A full moon is visible, weather permitting, all night. The exact moment of perigee and the exact moment of fullness don’t matter too much, says Gyuk.
“Just find a time that is convenient and where you can spend a few minutes just looking and appreciating,” he said.
“Try and look for the moon when it is near the horizon, that’s when it gives an extra thrill, as it appears larger and more colorful than when it is overhead.”
The moon will appear to rise above the local eastern horizon just after local sunset and will set at sunrise in the west. Starting at 9:30 pm EDT, the Slooh observatory on the Canary Islands will webcast the full moon.
Webcast courtesy of Slooh.
These rising and setting times are also when photo hounds can get the best lunar portraits because the moon is perched just above foreground objects, like houses, trees, and bodies of water.
“The setup isn’t too important, but I’d recommend something with not too large a field of view or the moon will simply seem too tiny, said Gyuk.
“Slightly after sunset, when the moon is low in the sky and the sky is darkening, is very dramatic for viewing and photography.”
What causes the moon to look bigger at the horizon?

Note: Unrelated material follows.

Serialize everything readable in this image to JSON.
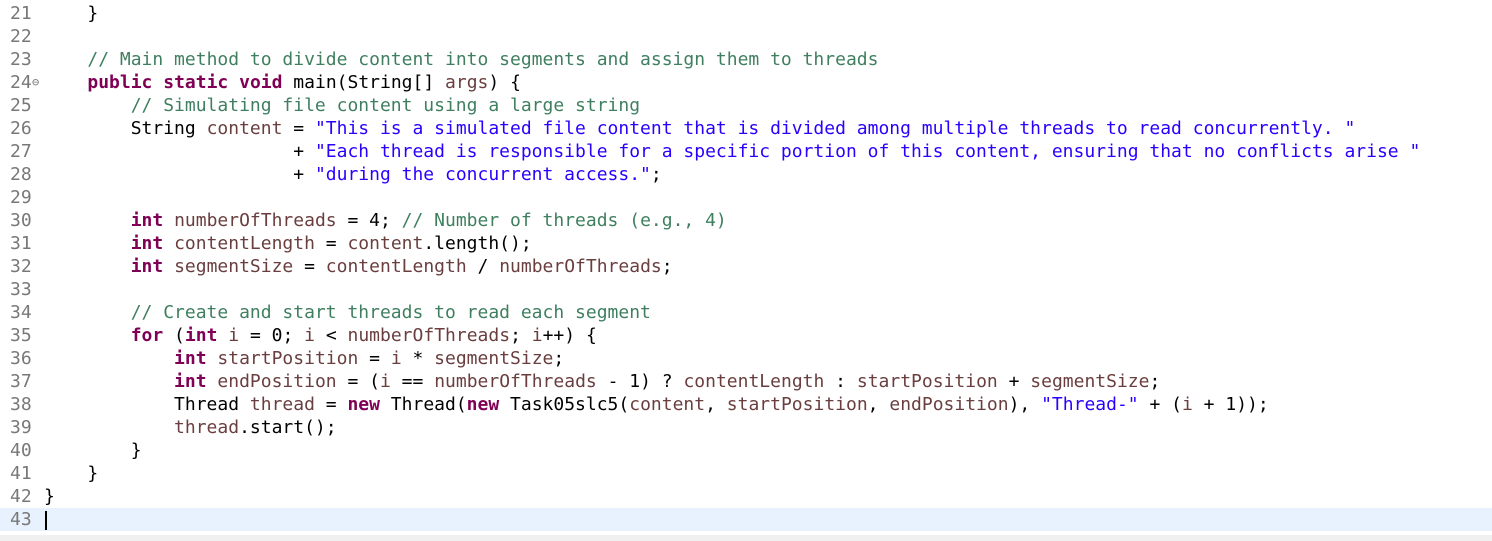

This is really still a mystery of sorts to scientists. It is clearly an optical illusion, because cameras show the moon as precisely the same size, regardless of where it is in the sky. However, it is a convincing illusion.
According to Gyuk, some research has suggested it’s because, at the horizon, we can compare it to objects we are familiar with, while others have claimed it’s because, as a species, we are tuned to pay more attention to things on the horizon that could pose more of a threat compared with those above. “No flying lions on the savanna,” he added.
While most professional astronomers may tire of hearing of the supermoon phenomenon, which has really gone viral in the last few years, some experts like Gyuk actually welcome the interest.
“I don’t think astronomers necessarily scoff at the publicity. They may be a little bemused, but it is wonderful that people take an interest in what is going on in the heavens,” he explained.
“Anything that gets people looking up and wondering is great in my book!”